Отсюда становится ясным, что нет никакой автономной проблематики предметов, а есть гораздо более насущная необходимость в теории социальной логики и кодов, которые вводятся этой логикой в игру (теории систем знаков и различительного материала).
Общее имя, собственное имя и мета
Дадим сводку различных статусов предмета в соответствии с проходящими через него частными и (теоретически) взаимоисключающими логиками:
1. Холодильник специфицирован своей функцией, и в таком качестве он незаменим. Существует необходимое отношение между объектом и его функцией: никакой произвольности знака. Но с точки зрения функции (в ее объективном смысле) все холодильники как таковые взаимозаменимы.

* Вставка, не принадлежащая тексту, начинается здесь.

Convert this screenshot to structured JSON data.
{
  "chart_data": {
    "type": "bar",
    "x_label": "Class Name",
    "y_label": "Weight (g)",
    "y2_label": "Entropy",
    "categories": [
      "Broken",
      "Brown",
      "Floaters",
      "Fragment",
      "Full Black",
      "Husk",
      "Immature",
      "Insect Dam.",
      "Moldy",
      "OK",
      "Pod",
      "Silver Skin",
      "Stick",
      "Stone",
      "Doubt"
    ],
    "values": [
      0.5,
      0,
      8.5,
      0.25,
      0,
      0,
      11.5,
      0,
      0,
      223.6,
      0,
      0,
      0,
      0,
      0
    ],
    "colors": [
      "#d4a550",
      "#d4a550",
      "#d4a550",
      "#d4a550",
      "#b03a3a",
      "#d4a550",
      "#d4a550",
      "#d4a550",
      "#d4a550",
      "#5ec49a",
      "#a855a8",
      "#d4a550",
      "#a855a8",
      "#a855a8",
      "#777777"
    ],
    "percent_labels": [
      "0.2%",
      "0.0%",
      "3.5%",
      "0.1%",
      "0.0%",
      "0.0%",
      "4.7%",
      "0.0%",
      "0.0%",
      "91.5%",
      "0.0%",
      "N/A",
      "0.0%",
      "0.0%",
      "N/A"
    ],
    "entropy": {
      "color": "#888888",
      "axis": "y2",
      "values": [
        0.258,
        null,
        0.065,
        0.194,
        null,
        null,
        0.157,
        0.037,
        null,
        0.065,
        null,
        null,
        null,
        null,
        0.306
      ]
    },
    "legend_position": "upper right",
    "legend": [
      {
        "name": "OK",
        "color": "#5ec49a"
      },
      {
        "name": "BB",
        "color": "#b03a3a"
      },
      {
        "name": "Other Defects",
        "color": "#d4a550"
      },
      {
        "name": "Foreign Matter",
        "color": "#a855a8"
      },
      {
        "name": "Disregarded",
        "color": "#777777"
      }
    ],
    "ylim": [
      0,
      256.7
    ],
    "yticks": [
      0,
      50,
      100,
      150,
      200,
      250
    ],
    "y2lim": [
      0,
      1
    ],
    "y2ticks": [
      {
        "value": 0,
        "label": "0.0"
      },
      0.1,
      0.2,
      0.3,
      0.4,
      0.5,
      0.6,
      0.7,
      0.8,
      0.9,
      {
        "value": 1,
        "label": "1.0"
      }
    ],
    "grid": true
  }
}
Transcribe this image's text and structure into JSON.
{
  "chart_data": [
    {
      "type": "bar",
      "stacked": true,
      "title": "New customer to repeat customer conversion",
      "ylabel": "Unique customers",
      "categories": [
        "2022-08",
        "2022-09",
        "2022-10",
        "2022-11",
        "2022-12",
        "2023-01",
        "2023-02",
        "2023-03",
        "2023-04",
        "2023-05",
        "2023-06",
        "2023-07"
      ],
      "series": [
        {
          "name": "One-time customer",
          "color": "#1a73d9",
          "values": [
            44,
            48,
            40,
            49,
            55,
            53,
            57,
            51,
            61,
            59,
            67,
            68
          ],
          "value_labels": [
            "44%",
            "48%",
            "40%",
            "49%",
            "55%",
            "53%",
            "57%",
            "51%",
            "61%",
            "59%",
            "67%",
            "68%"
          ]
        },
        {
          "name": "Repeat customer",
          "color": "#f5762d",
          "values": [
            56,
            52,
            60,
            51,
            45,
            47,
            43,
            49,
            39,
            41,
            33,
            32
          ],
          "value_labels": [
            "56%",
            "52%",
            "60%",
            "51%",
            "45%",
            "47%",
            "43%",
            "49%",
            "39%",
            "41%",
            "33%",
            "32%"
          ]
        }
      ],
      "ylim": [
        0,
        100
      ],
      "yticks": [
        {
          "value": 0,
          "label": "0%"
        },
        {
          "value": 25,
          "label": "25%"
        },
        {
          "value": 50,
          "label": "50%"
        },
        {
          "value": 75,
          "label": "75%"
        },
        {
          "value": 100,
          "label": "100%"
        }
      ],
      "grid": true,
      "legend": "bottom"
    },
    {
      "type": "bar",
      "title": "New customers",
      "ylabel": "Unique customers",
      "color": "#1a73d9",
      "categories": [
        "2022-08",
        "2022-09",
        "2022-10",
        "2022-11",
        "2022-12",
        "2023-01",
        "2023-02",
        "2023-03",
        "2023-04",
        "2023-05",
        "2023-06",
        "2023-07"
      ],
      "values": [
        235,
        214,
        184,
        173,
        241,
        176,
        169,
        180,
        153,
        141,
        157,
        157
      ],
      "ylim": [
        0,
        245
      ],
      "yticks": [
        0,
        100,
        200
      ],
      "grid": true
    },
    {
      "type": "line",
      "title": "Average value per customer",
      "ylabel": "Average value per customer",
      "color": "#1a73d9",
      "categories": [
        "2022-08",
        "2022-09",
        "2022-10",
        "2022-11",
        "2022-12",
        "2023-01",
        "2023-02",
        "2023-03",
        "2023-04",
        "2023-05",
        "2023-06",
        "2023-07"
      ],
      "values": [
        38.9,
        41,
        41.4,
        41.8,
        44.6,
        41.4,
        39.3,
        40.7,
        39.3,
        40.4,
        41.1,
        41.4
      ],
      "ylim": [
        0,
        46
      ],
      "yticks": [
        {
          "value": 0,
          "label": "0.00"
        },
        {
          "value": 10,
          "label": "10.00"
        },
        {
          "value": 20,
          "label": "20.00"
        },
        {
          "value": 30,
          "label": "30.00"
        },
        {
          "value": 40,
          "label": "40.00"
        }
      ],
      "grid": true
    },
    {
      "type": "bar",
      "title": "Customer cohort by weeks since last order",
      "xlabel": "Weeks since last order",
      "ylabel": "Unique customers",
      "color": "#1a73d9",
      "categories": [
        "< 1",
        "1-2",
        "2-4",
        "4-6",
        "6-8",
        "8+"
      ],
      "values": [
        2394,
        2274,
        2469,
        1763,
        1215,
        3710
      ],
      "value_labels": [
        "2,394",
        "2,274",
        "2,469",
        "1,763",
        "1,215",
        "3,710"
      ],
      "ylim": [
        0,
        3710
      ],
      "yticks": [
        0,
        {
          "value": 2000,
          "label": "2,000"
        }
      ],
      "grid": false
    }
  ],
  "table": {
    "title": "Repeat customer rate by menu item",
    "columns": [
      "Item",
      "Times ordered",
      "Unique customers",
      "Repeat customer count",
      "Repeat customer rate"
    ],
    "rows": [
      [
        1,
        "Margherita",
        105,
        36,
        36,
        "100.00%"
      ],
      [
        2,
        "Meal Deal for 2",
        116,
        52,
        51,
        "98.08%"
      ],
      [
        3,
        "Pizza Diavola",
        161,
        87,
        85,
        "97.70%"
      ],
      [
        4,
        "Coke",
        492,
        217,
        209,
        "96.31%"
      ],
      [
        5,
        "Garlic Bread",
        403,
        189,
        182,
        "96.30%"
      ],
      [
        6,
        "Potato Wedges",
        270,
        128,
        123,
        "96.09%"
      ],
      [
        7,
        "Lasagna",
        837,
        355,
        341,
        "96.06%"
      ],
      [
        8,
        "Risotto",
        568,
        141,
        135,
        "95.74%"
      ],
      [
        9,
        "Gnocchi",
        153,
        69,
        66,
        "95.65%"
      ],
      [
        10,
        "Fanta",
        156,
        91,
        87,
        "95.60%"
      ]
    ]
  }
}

2. Напротив, если холодильник принять за элемент комфорта или standing'a, то он может быть заменен на любой другой элемент комфорта или standing'a.
Предмет тяготеет к статусу знака, а каждый социальный статус будет означать себя посредством целого созвездия обмениваемых знаков. Больше нет обязательного отношения к миру и субъекту, но есть навязанное систематическое отношение ко всем другим знакам. В этой комбинаторной абстракции существуют элементы кода.
3. В их символическом отношении к субъекту (или во взаимном обмене) все предметы виртуально заменимы. Какой угодно предмет может служить маленькой девочке куклой. Но, как только в него вложено отношение, этот предмет не может быть никаким другим. Символический материал относительно произволен, но отношение субъект - объект связано. Символический дискурс оказывается идиомой.
1. Функциональное использование предмета идет через его техническую структуру и практическое обращение с ним. То есть через его общее имя "холодильник".
2. Использование предмета-символа идет через его конкретное присутствие и его "собственное" имя. Обладание и страсть нарекают предмет (метафорическим именем субъекта), налагают на него свою печать.
3. "Потребление" предмета проходит через его мету, которая является не собственным именем, а чем-то вроде родового имени.